Ukrainian poet, ethnographer, folklorist and panslavist

Amvrosy Metlinsky (Амвросий Метлинский, Амвросій Метлинський, romanized: Amvrosii Metlynskyi; 1814 in Sary, Poltava Governorate, Russian Empire – 29 July 1870 in Yalta, Taurida Governorate, Russian Empire) was a Ukrainian poet, ethnographer, folklorist and panslavist. Professor at the Imperial University of Kharkov.

Metlinsky was a professor of Russian literature at Kharkov University from 1843 to 1849, and again from 1854 to 1858. From 1849 to 1854 he was a professor at Kiev University. During the 1830s, the city of Kharkov became the center of Ukrainian Romanticism. Metlinsky and other authors such as Izmail Sreznevsky and Nikolay Kostomarov published ethnographic materials, native interpretations of Ukrainian history, and collections of folk legends and Cossack chronicles. In 1839, he published a collection of poetry called Dumky i pisni ta shche deshcho (Thoughts and Songs and Some Other Things) under his pseudonym Amvrosii Mohyla. In 1848, he published an anthology of works by other Kharkiv poets called Iuzhnyi russkii sbornik (Southern Russian Anthology).
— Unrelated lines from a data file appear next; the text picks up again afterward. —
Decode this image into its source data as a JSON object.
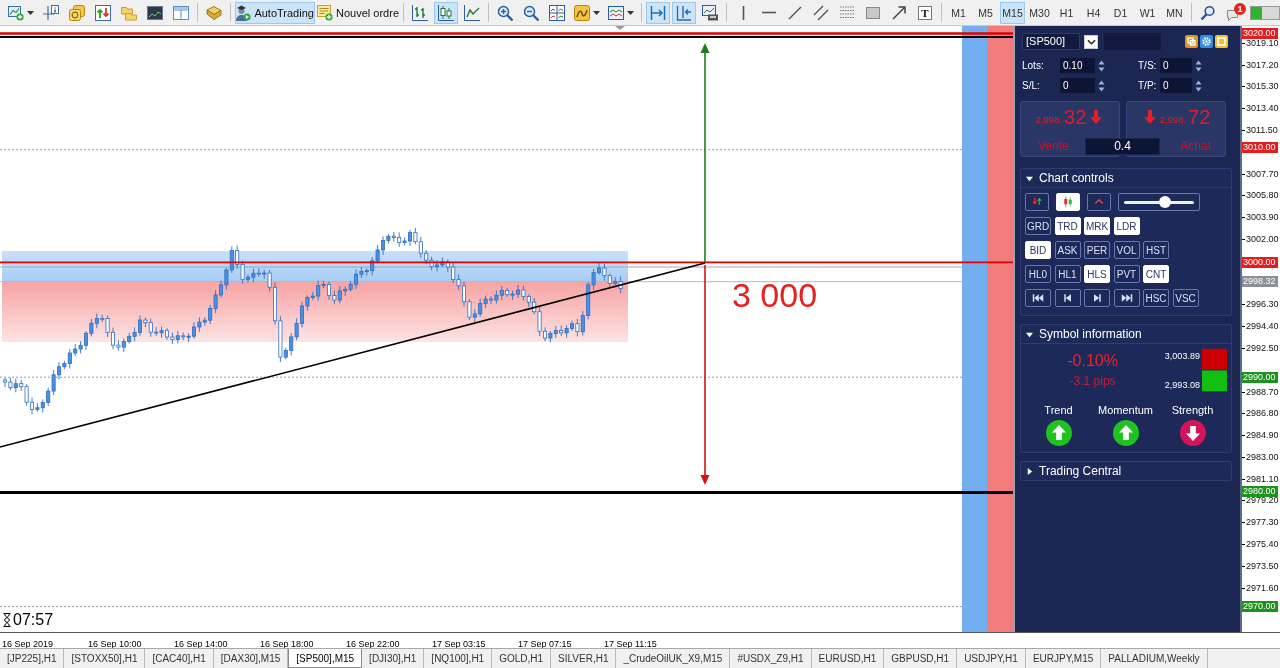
{
  "toolbar": {
    "groups": [
      [
        {
          "kind": "new-chart",
          "selected": false,
          "dropdown": true
        },
        {
          "kind": "data-window",
          "selected": false,
          "dropdown": false
        },
        {
          "kind": "market-watch",
          "selected": false,
          "dropdown": false
        },
        {
          "kind": "navigator",
          "selected": false,
          "dropdown": false
        },
        {
          "kind": "profiles",
          "selected": false,
          "dropdown": false
        },
        {
          "kind": "chart-window",
          "selected": false,
          "dropdown": false
        },
        {
          "kind": "layout",
          "selected": false,
          "dropdown": false
        }
      ],
      [
        {
          "kind": "strategy-tester",
          "selected": false,
          "dropdown": false
        }
      ],
      [
        {
          "kind": "auto-trading",
          "label": "AutoTrading",
          "selected": true,
          "dropdown": false
        },
        {
          "kind": "new-order",
          "label": "Nouvel ordre",
          "selected": false,
          "dropdown": false
        }
      ],
      [
        {
          "kind": "bar-chart",
          "selected": false,
          "dropdown": false
        },
        {
          "kind": "candlestick-chart",
          "selected": true,
          "dropdown": false
        },
        {
          "kind": "line-chart",
          "selected": false,
          "dropdown": false
        }
      ],
      [
        {
          "kind": "zoom-in",
          "selected": false,
          "dropdown": false
        },
        {
          "kind": "zoom-out",
          "selected": false,
          "dropdown": false
        },
        {
          "kind": "tile-windows",
          "selected": false,
          "dropdown": false
        },
        {
          "kind": "indicators",
          "selected": false,
          "dropdown": true
        },
        {
          "kind": "templates",
          "selected": false,
          "dropdown": true
        }
      ],
      [
        {
          "kind": "chart-shift",
          "selected": true,
          "dropdown": false
        },
        {
          "kind": "auto-scroll",
          "selected": true,
          "dropdown": false
        },
        {
          "kind": "chart-save",
          "selected": false,
          "dropdown": false
        }
      ],
      [
        {
          "kind": "vertical-line",
          "selected": false,
          "dropdown": false
        },
        {
          "kind": "horizontal-line",
          "selected": false,
          "dropdown": false
        },
        {
          "kind": "trend-line",
          "selected": false,
          "dropdown": false
        },
        {
          "kind": "channel",
          "selected": false,
          "dropdown": false
        },
        {
          "kind": "fibonacci",
          "selected": false,
          "dropdown": false
        },
        {
          "kind": "rectangle",
          "selected": false,
          "dropdown": false
        },
        {
          "kind": "arrow",
          "selected": false,
          "dropdown": false
        },
        {
          "kind": "text-tool",
          "label": "T",
          "selected": false,
          "dropdown": false
        }
      ]
    ],
    "timeframes": [
      {
        "label": "M1",
        "selected": false
      },
      {
        "label": "M5",
        "selected": false
      },
      {
        "label": "M15",
        "selected": true
      },
      {
        "label": "M30",
        "selected": false
      },
      {
        "label": "H1",
        "selected": false
      },
      {
        "label": "H4",
        "selected": false
      },
      {
        "label": "D1",
        "selected": false
      },
      {
        "label": "W1",
        "selected": false
      },
      {
        "label": "MN",
        "selected": false
      }
    ],
    "notification_count": "1"
  },
  "chart": {
    "annotation": "3 000",
    "countdown": "07:57",
    "price_axis": [
      {
        "label": "3020.00",
        "color": "#e11d1d"
      },
      {
        "label": "3019.10"
      },
      {
        "label": "3017.20"
      },
      {
        "label": "3015.30"
      },
      {
        "label": "3013.40"
      },
      {
        "label": "3011.50"
      },
      {
        "label": "3010.00",
        "color": "#e11d1d"
      },
      {
        "label": "3007.70"
      },
      {
        "label": "3005.80"
      },
      {
        "label": "3003.90"
      },
      {
        "label": "3002.00"
      },
      {
        "label": "3000.00",
        "color": "#e11d1d"
      },
      {
        "label": "2998.32",
        "color": "#8a8f99"
      },
      {
        "label": "2996.30"
      },
      {
        "label": "2994.40"
      },
      {
        "label": "2992.50"
      },
      {
        "label": "2990.00",
        "color": "#1e921e"
      },
      {
        "label": "2988.70"
      },
      {
        "label": "2986.80"
      },
      {
        "label": "2984.90"
      },
      {
        "label": "2983.00"
      },
      {
        "label": "2981.10"
      },
      {
        "label": "2980.00",
        "color": "#1e921e"
      },
      {
        "label": "2979.20"
      },
      {
        "label": "2977.30"
      },
      {
        "label": "2975.40"
      },
      {
        "label": "2973.50"
      },
      {
        "label": "2971.60"
      },
      {
        "label": "2970.00",
        "color": "#1e921e"
      }
    ],
    "time_axis": [
      "16 Sep 2019",
      "16 Sep 10:00",
      "16 Sep 14:00",
      "16 Sep 18:00",
      "16 Sep 22:00",
      "17 Sep 03:15",
      "17 Sep 07:15",
      "17 Sep 11:15"
    ]
  },
  "trade_panel": {
    "symbol": "[SP500]",
    "fields": [
      {
        "label": "Lots:",
        "value": "0.10"
      },
      {
        "label": "T/S:",
        "value": "0"
      },
      {
        "label": "S/L:",
        "value": "0"
      },
      {
        "label": "T/P:",
        "value": "0"
      }
    ],
    "sell": {
      "price": "2,998.",
      "pips": "32",
      "label": "Vente",
      "rising": false
    },
    "buy": {
      "price": "2,998.",
      "pips": "72",
      "label": "Achat",
      "rising": false
    },
    "spread": "0.4",
    "chart_controls": {
      "title": "Chart controls",
      "expanded": true,
      "rows": [
        [
          {
            "kind": "bar-colors",
            "selected": false
          },
          {
            "kind": "candles",
            "selected": true
          },
          {
            "kind": "peak",
            "selected": false
          },
          {
            "kind": "slider",
            "level": 0.58
          }
        ],
        [
          {
            "kind": "text",
            "label": "GRD",
            "selected": false
          },
          {
            "kind": "text",
            "label": "TRD",
            "selected": true
          },
          {
            "kind": "text",
            "label": "MRK",
            "selected": true
          },
          {
            "kind": "text",
            "label": "LDR",
            "selected": true
          }
        ],
        [
          {
            "kind": "text",
            "label": "BID",
            "selected": true
          },
          {
            "kind": "text",
            "label": "ASK",
            "selected": false
          },
          {
            "kind": "text",
            "label": "PER",
            "selected": false
          },
          {
            "kind": "text",
            "label": "VOL",
            "selected": false
          },
          {
            "kind": "text",
            "label": "HST",
            "selected": false
          }
        ],
        [
          {
            "kind": "text",
            "label": "HL0",
            "selected": false
          },
          {
            "kind": "text",
            "label": "HL1",
            "selected": false
          },
          {
            "kind": "text",
            "label": "HLS",
            "selected": true
          },
          {
            "kind": "text",
            "label": "PVT",
            "selected": false
          },
          {
            "kind": "text",
            "label": "CNT",
            "selected": true
          }
        ],
        [
          {
            "kind": "first",
            "selected": false
          },
          {
            "kind": "previous",
            "selected": false
          },
          {
            "kind": "next",
            "selected": false
          },
          {
            "kind": "last",
            "selected": false
          },
          {
            "kind": "text",
            "label": "HSC",
            "selected": false
          },
          {
            "kind": "text",
            "label": "VSC",
            "selected": false
          }
        ]
      ]
    },
    "symbol_information": {
      "title": "Symbol information",
      "expanded": true,
      "change": "-0.10%",
      "pips": "-3.1 pips",
      "high": "3,003.89",
      "low": "2,993.08",
      "signals": [
        {
          "label": "Trend",
          "rising": true
        },
        {
          "label": "Momentum",
          "rising": true
        },
        {
          "label": "Strength",
          "rising": false
        }
      ]
    },
    "trading_central": {
      "title": "Trading Central",
      "expanded": false
    }
  },
  "symbol_tabs": [
    {
      "label": "[JP225],H1",
      "selected": false
    },
    {
      "label": "[STOXX50],H1",
      "selected": false
    },
    {
      "label": "[CAC40],H1",
      "selected": false
    },
    {
      "label": "[DAX30],M15",
      "selected": false
    },
    {
      "label": "[SP500],M15",
      "selected": true
    },
    {
      "label": "[DJI30],H1",
      "selected": false
    },
    {
      "label": "[NQ100],H1",
      "selected": false
    },
    {
      "label": "GOLD,H1",
      "selected": false
    },
    {
      "label": "SILVER,H1",
      "selected": false
    },
    {
      "label": "_CrudeOilUK_X9,M15",
      "selected": false
    },
    {
      "label": "#USDX_Z9,H1",
      "selected": false
    },
    {
      "label": "EURUSD,H1",
      "selected": false
    },
    {
      "label": "GBPUSD,H1",
      "selected": false
    },
    {
      "label": "USDJPY,H1",
      "selected": false
    },
    {
      "label": "EURJPY,M15",
      "selected": false
    },
    {
      "label": "PALLADIUM,Weekly",
      "selected": false
    }
  ]
}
Metlinsky's poetry contains his nostalgia for the glories of the Ukrainian Cossack past, which he believed were destined never to return. He described his poetry as "the work of the last bandurist who passes on the song of the past in a dying language". He did not believe in the possibility of a renaissance of the Ukrainian people, which led him to embrace Pan-Slavic unity and to place hope in Russia. His nostalgia prompted him to collect Ukrainian folk songs which he published in 1854. The most part of this collection was previously unpublished.

In his autobiography, Mykhailo Hrushevskyi mentions collections of Ukrainian folk songs published by Metlinsky as works that influenced him.